Human trafficking climbs in Germany
Jorg Ziercke, the Chief Commissioner of the Federal Criminal Police Office of Germany
A top German law enforcement official has warned of a climbing number of human trafficking cases in the country with an 11-percent rise in the figure.
"Over the course of the last five years, the number of investigations has risen continuously from 317 to 534. This means an increase of 70 percent over five years and 11 percent last year alone. We attach great importance to this form of criminal activity because the human dignity of the victims is violated," said Jorg Ziercke, the Chief Commissioner of the Federal Criminal Police Office of Germany, Press TV reported Monday.
Thousands of people are illegally transported each year around the world, where they are sold as prostitutes, forced laborers and even exploited as organ donors, according to the report.
The United Nations has also expressed concerns that this modern form of slavery is one of the fastest growing criminal industries in the world.
The federal criminal investigators added on their annual report that the number of investigations related to human trafficking in Germany rose by 11 percent last year and 534 preliminary proceedings were initiated in 2009.
Most of the cases involved women forced into prostitution. The sex trade is tolerated in most cities in Germany but restricted to certain urban areas, such as industrial zones.
Most victims of forced prostitution are from eastern European countries while one in three perpetrators is a German national.
According to the annual report, the number of cases involving African mafia groups is also on the rise, with some groups trying to obtain a larger share of the lucrative criminal pie, using brutality and voodoo rituals to intimidate their victims.
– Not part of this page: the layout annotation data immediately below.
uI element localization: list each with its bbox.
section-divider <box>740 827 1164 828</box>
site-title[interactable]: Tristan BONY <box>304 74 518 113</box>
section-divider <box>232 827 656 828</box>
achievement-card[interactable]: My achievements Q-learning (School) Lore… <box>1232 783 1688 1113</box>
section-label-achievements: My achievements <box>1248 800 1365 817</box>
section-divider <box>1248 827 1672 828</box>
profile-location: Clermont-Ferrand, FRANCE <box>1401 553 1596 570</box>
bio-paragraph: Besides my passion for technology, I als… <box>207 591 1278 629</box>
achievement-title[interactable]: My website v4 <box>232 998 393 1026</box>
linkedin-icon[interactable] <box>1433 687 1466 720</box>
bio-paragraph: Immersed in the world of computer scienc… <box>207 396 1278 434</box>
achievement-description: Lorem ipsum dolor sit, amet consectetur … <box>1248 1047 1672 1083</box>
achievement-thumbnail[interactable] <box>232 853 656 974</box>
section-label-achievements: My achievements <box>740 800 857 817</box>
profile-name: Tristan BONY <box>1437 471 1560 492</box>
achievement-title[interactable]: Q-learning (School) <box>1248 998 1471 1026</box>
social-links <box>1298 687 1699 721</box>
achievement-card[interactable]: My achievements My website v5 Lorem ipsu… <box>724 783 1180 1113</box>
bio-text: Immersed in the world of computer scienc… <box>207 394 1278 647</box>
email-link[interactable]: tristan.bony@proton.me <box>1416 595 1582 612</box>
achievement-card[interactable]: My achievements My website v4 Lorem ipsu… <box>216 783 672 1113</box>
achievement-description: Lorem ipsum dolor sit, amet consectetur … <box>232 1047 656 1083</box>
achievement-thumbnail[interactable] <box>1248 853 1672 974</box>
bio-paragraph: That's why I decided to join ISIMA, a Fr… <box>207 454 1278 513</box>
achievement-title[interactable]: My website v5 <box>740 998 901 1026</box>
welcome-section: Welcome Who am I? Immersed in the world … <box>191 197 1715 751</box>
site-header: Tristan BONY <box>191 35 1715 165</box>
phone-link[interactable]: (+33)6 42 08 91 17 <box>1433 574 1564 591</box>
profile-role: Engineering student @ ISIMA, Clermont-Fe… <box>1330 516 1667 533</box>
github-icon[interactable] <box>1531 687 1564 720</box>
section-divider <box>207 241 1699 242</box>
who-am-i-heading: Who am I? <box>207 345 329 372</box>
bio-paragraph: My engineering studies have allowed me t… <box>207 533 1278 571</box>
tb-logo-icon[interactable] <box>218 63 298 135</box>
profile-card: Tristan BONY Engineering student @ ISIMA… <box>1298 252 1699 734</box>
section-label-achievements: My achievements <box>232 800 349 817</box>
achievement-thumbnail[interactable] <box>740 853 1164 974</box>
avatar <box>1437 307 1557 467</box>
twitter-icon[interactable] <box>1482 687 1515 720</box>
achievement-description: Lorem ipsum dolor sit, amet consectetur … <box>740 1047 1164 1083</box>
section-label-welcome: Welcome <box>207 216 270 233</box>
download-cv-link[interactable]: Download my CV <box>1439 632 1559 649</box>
"We are extremely worried because of the age pattern of the victims. Sixty-five were bellow 21 years of age. One in five was under age. Forty-one victims were even younger than 14 years of age."
According to a recent report, the police in Hamburg uncovered an illegal ring trafficking Russian children for German adoption. Moreover, the number of victims used as illegal organ donors is also reported to be on the rise.
Meanwhile, the non-governmental organizations want to increase their efforts to reach out to the victims who often do not trust authorities or have a complex dependency relationship with their tormentor.